Significantly, a FRAND licence may be worldwide (as was the case here), depending on the industry custom and providing that it does not infringe competition law. Furthermore, if the prospective licensee refuses to take a licence on FRAND terms, then it has effectively chosen to have no licence and, therefore, can have an injunction granted against it, if it has been found to have infringed a patent. The opening offer of the prospective licensor need not be FRAND, provided that absent agreement, it provides a FRAND offer at some point, or proposes that the matter be decided by a court or arbitrator.
Following the April judgment, the parties negotiated and agreed terms of a licence (Settled Licence). As the result of a May 2017 quantum/remedy related hearing, the Court granted a declaration in a June judgment that the Settled Licence represented the FRAND terms. It also granted Unwired an injunction which would be automatically discharged if Huawei entered into the FRAND terms within the Settled Licence. Furthermore, the injunction would not automatically be revived, if the proposed FRAND licence expired before all the relevant patents.
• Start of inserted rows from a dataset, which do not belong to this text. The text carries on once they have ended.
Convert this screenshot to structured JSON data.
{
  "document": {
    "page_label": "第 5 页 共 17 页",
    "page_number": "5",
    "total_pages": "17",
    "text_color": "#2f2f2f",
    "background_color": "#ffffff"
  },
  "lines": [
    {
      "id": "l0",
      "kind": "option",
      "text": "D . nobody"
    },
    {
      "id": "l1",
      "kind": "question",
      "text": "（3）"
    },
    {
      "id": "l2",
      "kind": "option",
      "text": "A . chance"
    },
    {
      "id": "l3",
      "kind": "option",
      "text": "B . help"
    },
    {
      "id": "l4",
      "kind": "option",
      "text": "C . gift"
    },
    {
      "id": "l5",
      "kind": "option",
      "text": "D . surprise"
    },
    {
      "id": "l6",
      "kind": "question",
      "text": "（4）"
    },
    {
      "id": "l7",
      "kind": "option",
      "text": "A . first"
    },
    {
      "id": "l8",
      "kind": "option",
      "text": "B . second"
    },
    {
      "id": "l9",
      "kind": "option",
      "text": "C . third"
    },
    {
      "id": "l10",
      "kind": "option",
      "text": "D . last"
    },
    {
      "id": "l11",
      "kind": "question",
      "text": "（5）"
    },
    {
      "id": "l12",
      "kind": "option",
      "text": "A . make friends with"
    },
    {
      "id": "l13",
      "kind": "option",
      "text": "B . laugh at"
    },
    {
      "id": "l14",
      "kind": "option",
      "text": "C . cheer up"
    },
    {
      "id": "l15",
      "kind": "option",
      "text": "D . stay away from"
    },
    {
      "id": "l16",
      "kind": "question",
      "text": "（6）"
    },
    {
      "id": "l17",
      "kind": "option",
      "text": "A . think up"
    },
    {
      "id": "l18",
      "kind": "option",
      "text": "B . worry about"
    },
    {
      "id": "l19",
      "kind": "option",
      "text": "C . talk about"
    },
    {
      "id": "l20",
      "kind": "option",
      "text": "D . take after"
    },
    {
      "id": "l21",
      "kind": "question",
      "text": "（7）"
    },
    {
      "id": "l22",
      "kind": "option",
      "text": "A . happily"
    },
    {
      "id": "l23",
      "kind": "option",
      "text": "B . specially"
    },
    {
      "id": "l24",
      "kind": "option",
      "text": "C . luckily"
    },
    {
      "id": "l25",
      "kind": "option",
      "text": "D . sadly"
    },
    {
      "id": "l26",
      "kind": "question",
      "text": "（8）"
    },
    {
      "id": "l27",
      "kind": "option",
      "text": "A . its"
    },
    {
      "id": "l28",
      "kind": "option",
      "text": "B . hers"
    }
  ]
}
The injunction issue would be decided by the court contemporaneously with the end of the Settled Licence period, if agreement between the parties had not been reached by that stage.
Importantly, the terms of the Settled Licence are annexed to the June judgment and provide a useful precedent for anyone concerned with IP licensing terms.
Various issues within the case have been appealed to the Court of Appeal (and the judgment stayed). Given its position at the forefront of the consideration of FRAND, the involvement of EU competition law (post triggering Article 50) and the length of litigation between the parties, this judgment is likely to be far from final.